Ein taugliches Nacherfüllungsverlangen umfasse die Bereitschaft des Käufers, dem Verkäufer die Sache zur Überprüfung der erhobenen Mängelrüge zur Verfügung zu stellen. Dadurch solle dem Verkäufer die Möglichkeit gegeben werden, festzustellen, ob ein Mangel bestünde, bereits zum Zeitpunkt des Gefahrübergangs bestanden habe, auf welcher Ursache er beruht und auf welcher Weise er beseitigt werden könne. Vor der Ermöglichung der entsprechenden Prüfung müsse sich der Verkäufer nicht auf ein Nacherfüllungsverlangen einlassen.

Dagegen habe aber die Klägerin nicht verstoßen.
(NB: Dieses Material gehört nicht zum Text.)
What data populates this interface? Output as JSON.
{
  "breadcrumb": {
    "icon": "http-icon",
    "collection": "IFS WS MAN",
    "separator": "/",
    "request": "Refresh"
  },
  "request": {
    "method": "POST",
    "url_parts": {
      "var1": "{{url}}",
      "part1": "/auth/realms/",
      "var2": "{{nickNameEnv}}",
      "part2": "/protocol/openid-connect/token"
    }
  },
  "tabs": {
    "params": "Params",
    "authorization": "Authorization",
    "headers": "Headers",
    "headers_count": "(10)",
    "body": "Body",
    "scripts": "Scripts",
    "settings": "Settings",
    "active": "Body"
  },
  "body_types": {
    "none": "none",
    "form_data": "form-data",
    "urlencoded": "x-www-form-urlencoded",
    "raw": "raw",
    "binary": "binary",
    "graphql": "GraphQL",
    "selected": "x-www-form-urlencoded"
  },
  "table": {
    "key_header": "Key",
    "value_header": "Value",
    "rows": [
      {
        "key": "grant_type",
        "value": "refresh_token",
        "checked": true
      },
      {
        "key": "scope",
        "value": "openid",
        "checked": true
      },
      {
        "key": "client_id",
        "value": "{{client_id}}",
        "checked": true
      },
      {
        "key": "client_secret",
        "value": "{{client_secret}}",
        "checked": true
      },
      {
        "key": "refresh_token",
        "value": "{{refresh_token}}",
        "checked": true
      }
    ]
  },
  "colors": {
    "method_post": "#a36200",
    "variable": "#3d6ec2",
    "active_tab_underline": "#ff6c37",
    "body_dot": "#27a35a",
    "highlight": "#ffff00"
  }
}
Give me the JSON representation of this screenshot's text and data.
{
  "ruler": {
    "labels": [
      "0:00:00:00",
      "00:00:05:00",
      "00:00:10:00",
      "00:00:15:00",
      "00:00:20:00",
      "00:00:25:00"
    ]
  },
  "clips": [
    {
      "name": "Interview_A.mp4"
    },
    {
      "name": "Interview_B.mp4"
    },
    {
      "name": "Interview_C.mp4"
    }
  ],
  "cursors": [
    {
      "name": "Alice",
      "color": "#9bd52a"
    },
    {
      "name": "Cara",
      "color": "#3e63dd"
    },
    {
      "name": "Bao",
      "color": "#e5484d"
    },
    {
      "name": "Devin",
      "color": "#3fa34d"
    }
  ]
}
Sie sei, ohne Nachteile für ihr Nachbesserungsverlangen befürchten zu müssen, nicht gehalten gewesen, das Fahrzeug der Beklagten an deren Geschäftssitz ohne vorherige Zahlung des (abrechenbaren) Transportkostenvorschusses zur Verfügung zu stellen.

Nicht entschieden werden müsse vorliegend, ob sich bei einem fahrtüchtigen PKW dies anders dargestellt hätte, auch nicht, ob sich dies dann anders dargestellt hätte, wenn Aufwand und Risiko sich in einem Rahmen gehalten hätten, die einem Käufer üblicherweise nicht von einer sofortigen Vorstellung seines Fahrzeugs zwecks Geltendmachung von Nacherfüllungsrechten abgehalten hätten (BGH, Urteil vom 13.04.2011 – VIII ZR 220/10 -).

Nach der Zurückverweisung müsse nun das Berufungsgericht das Vorliegen des Mangels und die Höhe des Schadens prüfen.